Il laisse son bateau aux Etats Unis et effectue plusieurs voyages entre la France et l’Amérique pour modifier son Firecrest. Il remplace son vieux gréement de côtre franc par un gréement Marconi. Il installe un mât et un beaupré neuf en pin d’Orégon. L’aménagement est repensé pour mener à bien son projet : Faire le tour du monde.

C’est parti le 1er octobre 1925, mais le 5 octobre il entre en collision avec un cargo. Il est immobilisé plusieurs mois. Il franchit le canal de Panama le 2 avril et séjourne à Balboa environ deux mois. Le solitaire met ensuite le Cap sur les Galapagos qu’il n’atteindra que 37 jours plus tard (900M). En décembre, il est aux Marquises et en mars à Tahiti. En août il est à Wallis et Futuna où il s’échoue. Aidé par toute la population et la Marine Nationale, il parvient à remettre son bateau en état après quatre mois de travail. Il est dans le détroit de Torres le 26 mai et au Cap en février 1928. Il arrive triomphalement au Havre le 26 juillet 1929.

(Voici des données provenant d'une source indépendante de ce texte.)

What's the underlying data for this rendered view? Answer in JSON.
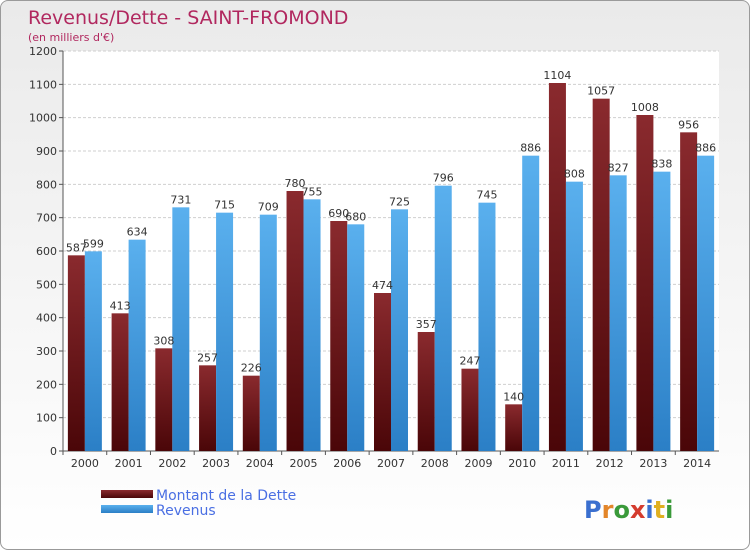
{
  "chart_data": {
    "type": "bar",
    "title": "Revenus/Dette - SAINT-FROMOND",
    "subtitle": "(en milliers d'€)",
    "categories": [
      "2000",
      "2001",
      "2002",
      "2003",
      "2004",
      "2005",
      "2006",
      "2007",
      "2008",
      "2009",
      "2010",
      "2011",
      "2012",
      "2013",
      "2014"
    ],
    "series": [
      {
        "name": "Montant de la Dette",
        "values": [
          587,
          413,
          308,
          257,
          226,
          780,
          690,
          474,
          357,
          247,
          140,
          1104,
          1057,
          1008,
          956
        ]
      },
      {
        "name": "Revenus",
        "values": [
          599,
          634,
          731,
          715,
          709,
          755,
          680,
          725,
          796,
          745,
          886,
          808,
          827,
          838,
          886
        ]
      }
    ],
    "ylim": [
      0,
      1200
    ],
    "yticks": [
      0,
      100,
      200,
      300,
      400,
      500,
      600,
      700,
      800,
      900,
      1000,
      1100,
      1200
    ],
    "grid": true,
    "legend_position": "bottom-left",
    "colors": {
      "dette": "#7a1c20",
      "dette_dark": "#4a0608",
      "revenus": "#4ba3e6",
      "revenus_dark": "#2b7fc6"
    }
  },
  "logo": {
    "text": "Proxiti"
  }
}
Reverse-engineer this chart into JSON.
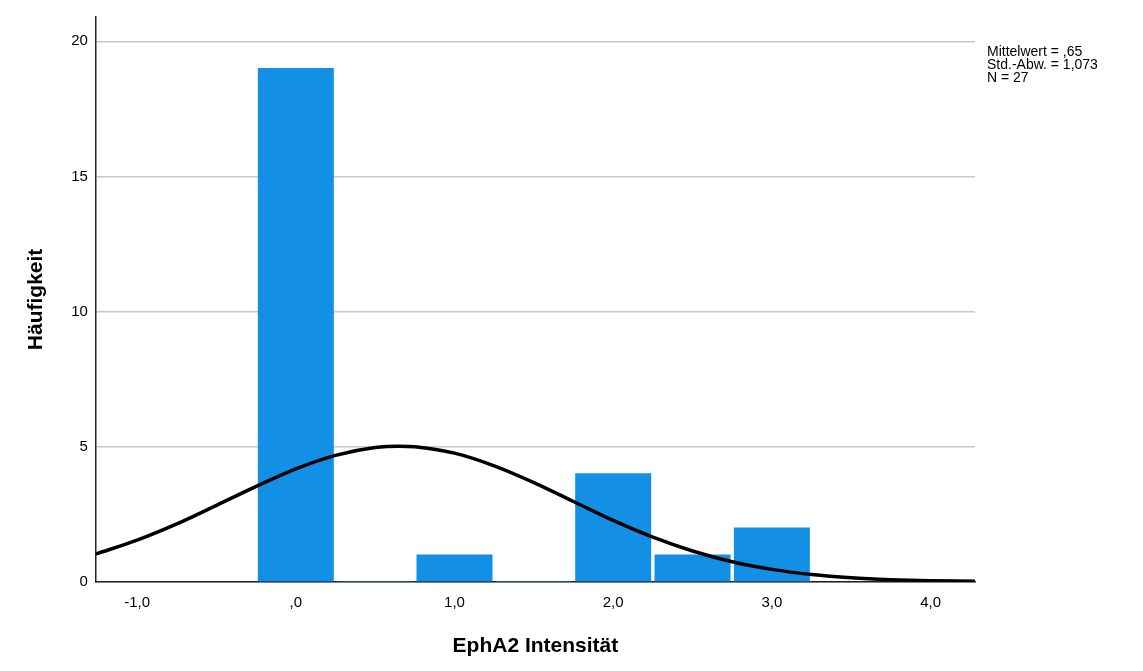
{
  "chart_data": {
    "type": "histogram",
    "xlabel": "EphA2 Intensität",
    "ylabel": "Häufigkeit",
    "bins": [
      -0.25,
      0.25,
      0.75,
      1.25,
      1.75,
      2.25,
      2.75,
      3.25
    ],
    "values": [
      19,
      0,
      1,
      0,
      4,
      1,
      2
    ],
    "color": "#1390e6",
    "series": [
      {
        "type": "line",
        "color": "#000000",
        "x": [
          -1.26,
          -1,
          -0.75,
          -0.5,
          -0.25,
          0,
          0.25,
          0.5,
          0.65,
          0.75,
          1,
          1.25,
          1.5,
          1.75,
          2,
          2.25,
          2.5,
          2.75,
          3,
          3.25,
          3.5,
          3.75,
          4,
          4.28
        ],
        "values": [
          1.03,
          1.54,
          2.14,
          2.83,
          3.53,
          4.18,
          4.68,
          4.97,
          5.02,
          5,
          4.76,
          4.29,
          3.67,
          2.97,
          2.27,
          1.65,
          1.14,
          0.74,
          0.46,
          0.27,
          0.15,
          0.08,
          0.04,
          0.02
        ]
      }
    ],
    "xlim": [
      -1.26,
      4.28
    ],
    "xticks": [
      {
        "value": -1,
        "label": "-1,0"
      },
      {
        "value": 0,
        "label": ",0"
      },
      {
        "value": 1,
        "label": "1,0"
      },
      {
        "value": 2,
        "label": "2,0"
      },
      {
        "value": 3,
        "label": "3,0"
      },
      {
        "value": 4,
        "label": "4,0"
      }
    ],
    "ylim": [
      0,
      20.9
    ],
    "yticks": [
      0,
      5,
      10,
      15,
      20
    ],
    "grid": "y",
    "marker": "none",
    "legend": false,
    "annotations": [
      "Mittelwert = ,65",
      "Std.-Abw. = 1,073",
      "N = 27"
    ]
  }
}
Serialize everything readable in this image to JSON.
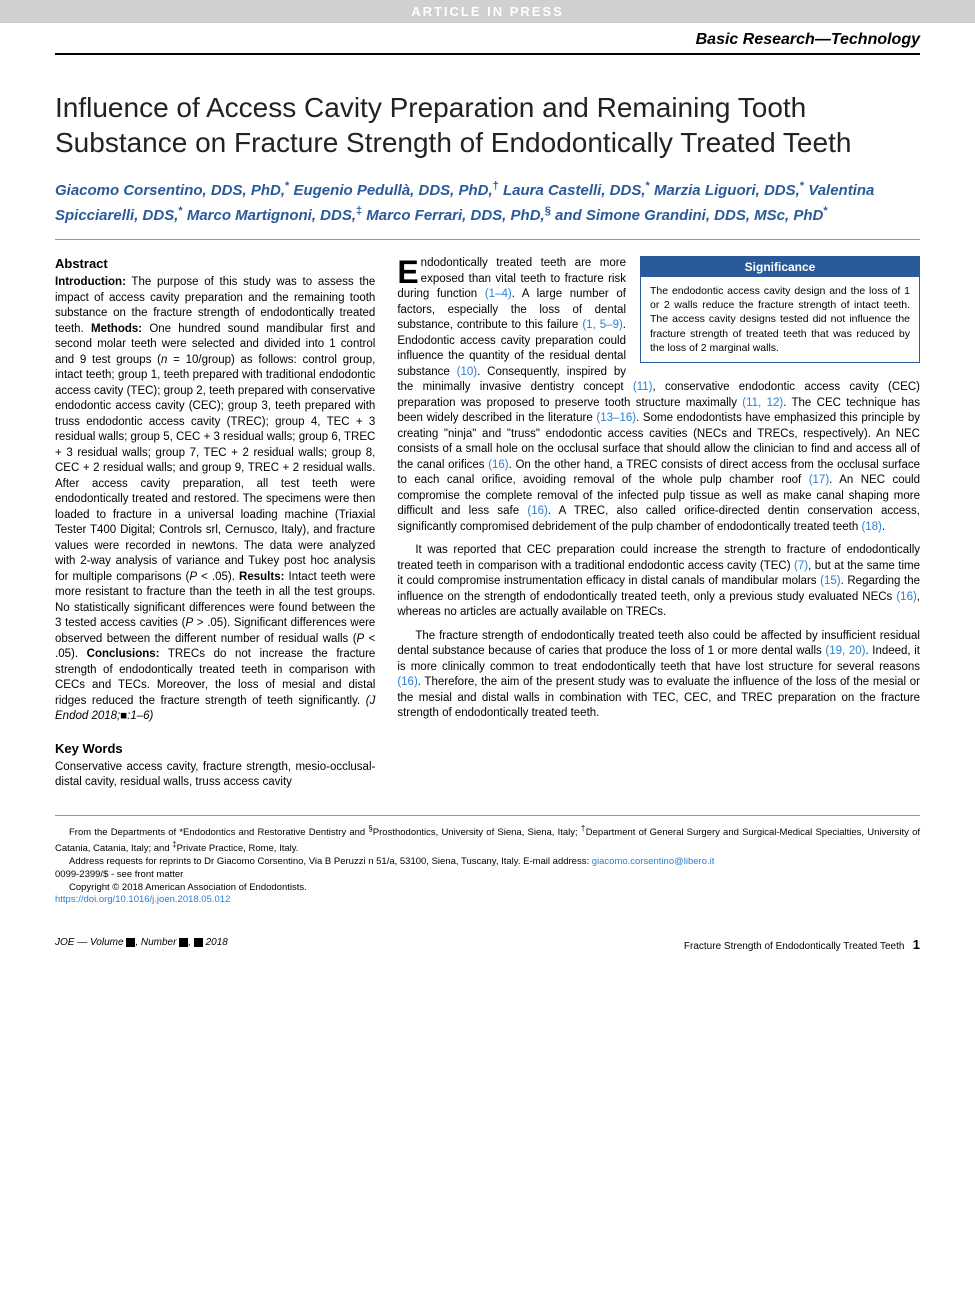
{
  "banner": "ARTICLE IN PRESS",
  "section_label": "Basic Research—Technology",
  "title": "Influence of Access Cavity Preparation and Remaining Tooth Substance on Fracture Strength of Endodontically Treated Teeth",
  "authors_html": "Giacomo Corsentino, DDS, PhD,<span class='sup'>*</span> Eugenio Pedullà, DDS, PhD,<span class='sup'>†</span> Laura Castelli, DDS,<span class='sup'>*</span> Marzia Liguori, DDS,<span class='sup'>*</span> Valentina Spicciarelli, DDS,<span class='sup'>*</span> Marco Martignoni, DDS,<span class='sup'>‡</span> Marco Ferrari, DDS, PhD,<span class='sup'>§</span> and Simone Grandini, DDS, MSc, PhD<span class='sup'>*</span>",
  "abstract_heading": "Abstract",
  "abstract_html": "<b>Introduction:</b> The purpose of this study was to assess the impact of access cavity preparation and the remaining tooth substance on the fracture strength of endodontically treated teeth. <b>Methods:</b> One hundred sound mandibular first and second molar teeth were selected and divided into 1 control and 9 test groups (<i>n</i> = 10/group) as follows: control group, intact teeth; group 1, teeth prepared with traditional endodontic access cavity (TEC); group 2, teeth prepared with conservative endodontic access cavity (CEC); group 3, teeth prepared with truss endodontic access cavity (TREC); group 4, TEC + 3 residual walls; group 5, CEC + 3 residual walls; group 6, TREC + 3 residual walls; group 7, TEC + 2 residual walls; group 8, CEC + 2 residual walls; and group 9, TREC + 2 residual walls. After access cavity preparation, all test teeth were endodontically treated and restored. The specimens were then loaded to fracture in a universal loading machine (Triaxial Tester T400 Digital; Controls srl, Cernusco, Italy), and fracture values were recorded in newtons. The data were analyzed with 2-way analysis of variance and Tukey post hoc analysis for multiple comparisons (<i>P</i> &lt; .05). <b>Results:</b> Intact teeth were more resistant to fracture than the teeth in all the test groups. No statistically significant differences were found between the 3 tested access cavities (<i>P</i> &gt; .05). Significant differences were observed between the different number of residual walls (<i>P</i> &lt; .05). <b>Conclusions:</b> TRECs do not increase the fracture strength of endodontically treated teeth in comparison with CECs and TECs. Moreover, the loss of mesial and distal ridges reduced the fracture strength of teeth significantly. <i>(J Endod 2018;■:1–6)</i>",
  "keywords_heading": "Key Words",
  "keywords_body": "Conservative access cavity, fracture strength, mesio-occlusal-distal cavity, residual walls, truss access cavity",
  "significance": {
    "heading": "Significance",
    "body": "The endodontic access cavity design and the loss of 1 or 2 walls reduce the fracture strength of intact teeth. The access cavity designs tested did not influence the fracture strength of treated teeth that was reduced by the loss of 2 marginal walls."
  },
  "body": {
    "p1_html": "<span class='dropcap'>E</span>ndodontically treated teeth are more exposed than vital teeth to fracture risk during function <span class='ref-link'>(1–4)</span>. A large number of factors, especially the loss of dental substance, contribute to this failure <span class='ref-link'>(1, 5–9)</span>. Endodontic access cavity preparation could influence the quantity of the residual dental substance <span class='ref-link'>(10)</span>. Consequently, inspired by the minimally invasive dentistry concept <span class='ref-link'>(11)</span>, conservative endodontic access cavity (CEC) preparation was proposed to preserve tooth structure maximally <span class='ref-link'>(11, 12)</span>. The CEC technique has been widely described in the literature <span class='ref-link'>(13–16)</span>. Some endodontists have emphasized this principle by creating \"ninja\" and \"truss\" endodontic access cavities (NECs and TRECs, respectively). An NEC consists of a small hole on the occlusal surface that should allow the clinician to find and access all of the canal orifices <span class='ref-link'>(16)</span>. On the other hand, a TREC consists of direct access from the occlusal surface to each canal orifice, avoiding removal of the whole pulp chamber roof <span class='ref-link'>(17)</span>. An NEC could compromise the complete removal of the infected pulp tissue as well as make canal shaping more difficult and less safe <span class='ref-link'>(16)</span>. A TREC, also called orifice-directed dentin conservation access, significantly compromised debridement of the pulp chamber of endodontically treated teeth <span class='ref-link'>(18)</span>.",
    "p2_html": "It was reported that CEC preparation could increase the strength to fracture of endodontically treated teeth in comparison with a traditional endodontic access cavity (TEC) <span class='ref-link'>(7)</span>, but at the same time it could compromise instrumentation efficacy in distal canals of mandibular molars <span class='ref-link'>(15)</span>. Regarding the influence on the strength of endodontically treated teeth, only a previous study evaluated NECs <span class='ref-link'>(16)</span>, whereas no articles are actually available on TRECs.",
    "p3_html": "The fracture strength of endodontically treated teeth also could be affected by insufficient residual dental substance because of caries that produce the loss of 1 or more dental walls <span class='ref-link'>(19, 20)</span>. Indeed, it is more clinically common to treat endodontically teeth that have lost structure for several reasons <span class='ref-link'>(16)</span>. Therefore, the aim of the present study was to evaluate the influence of the loss of the mesial or the mesial and distal walls in combination with TEC, CEC, and TREC preparation on the fracture strength of endodontically treated teeth."
  },
  "footnotes": {
    "affil_html": "From the Departments of *Endodontics and Restorative Dentistry and <sup>§</sup>Prosthodontics, University of Siena, Siena, Italy; <sup>†</sup>Department of General Surgery and Surgical-Medical Specialties, University of Catania, Catania, Italy; and <sup>‡</sup>Private Practice, Rome, Italy.",
    "corr_html": "Address requests for reprints to Dr Giacomo Corsentino, Via B Peruzzi n 51/a, 53100, Siena, Tuscany, Italy. E-mail address: <span class='email-link'>giacomo.corsentino@libero.it</span>",
    "issn": "0099-2399/$ - see front matter",
    "copyright": "Copyright © 2018 American Association of Endodontists.",
    "doi": "https://doi.org/10.1016/j.joen.2018.05.012"
  },
  "footer": {
    "left_html": "JOE — Volume <span class='blk'></span>, Number <span class='blk'></span>, <span class='blk'></span> 2018",
    "right_text": "Fracture Strength of Endodontically Treated Teeth",
    "page": "1"
  },
  "colors": {
    "link": "#2a7fd4",
    "author": "#2a5a9a",
    "banner_bg": "#d0d0d0",
    "signif_bg": "#2a5a9a"
  },
  "typography": {
    "title_size": 28,
    "body_size": 11.5,
    "footnote_size": 9.5
  }
}
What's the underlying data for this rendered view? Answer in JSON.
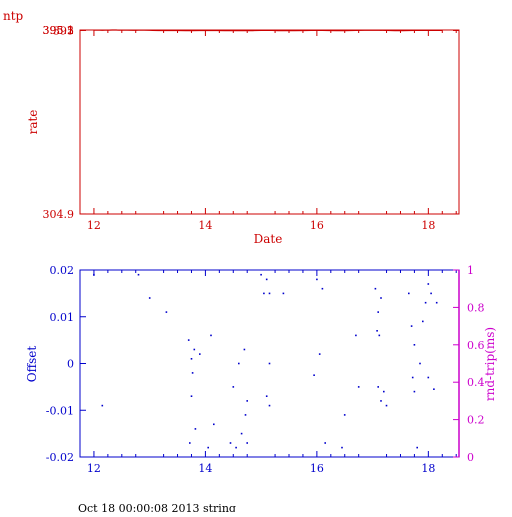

Le 4 juin 1931 est lancé le « Alain Gerbault » qu’il a financé avec ses droits d’auteur. C’est un cotre à l’arrière norvégien de 10,40m, 3,20m au maître bau et de 1,70m de tirant d’eau. Le navigateur a fait don du Firecrest à la Marine Nationale. Lors de son remorquage du Havre à Brest par la Marine Nationale, il est sérieusement endommagé et coule.

Mais la Polynésie lui manque. En 1932, il reprend le voyage et arrive à Tahiti en 1935. Il se passionne pour la culture polynésienne et choisit Bora-Bora comme port d’attache.

La deuxième guerre mondiale va bouleverser sa vie. Il milite pour le régime de Vichy. Le ralliement de la Polynésie à de Gaulle l’oblige à fuir. Commence alors un vagabondage dans les îles du Pacifique sud. La malaria, l’alcoolisme, l’épuisement ont raison de lui. Il meurt dans un hôpital du Timor oriental en 1941. En 1949, ses cendres sont transférées par un aviso de la Marine Nationale à Bora-Bora. Sa tombe est toujours bien visible au centre du village de Vahitapé.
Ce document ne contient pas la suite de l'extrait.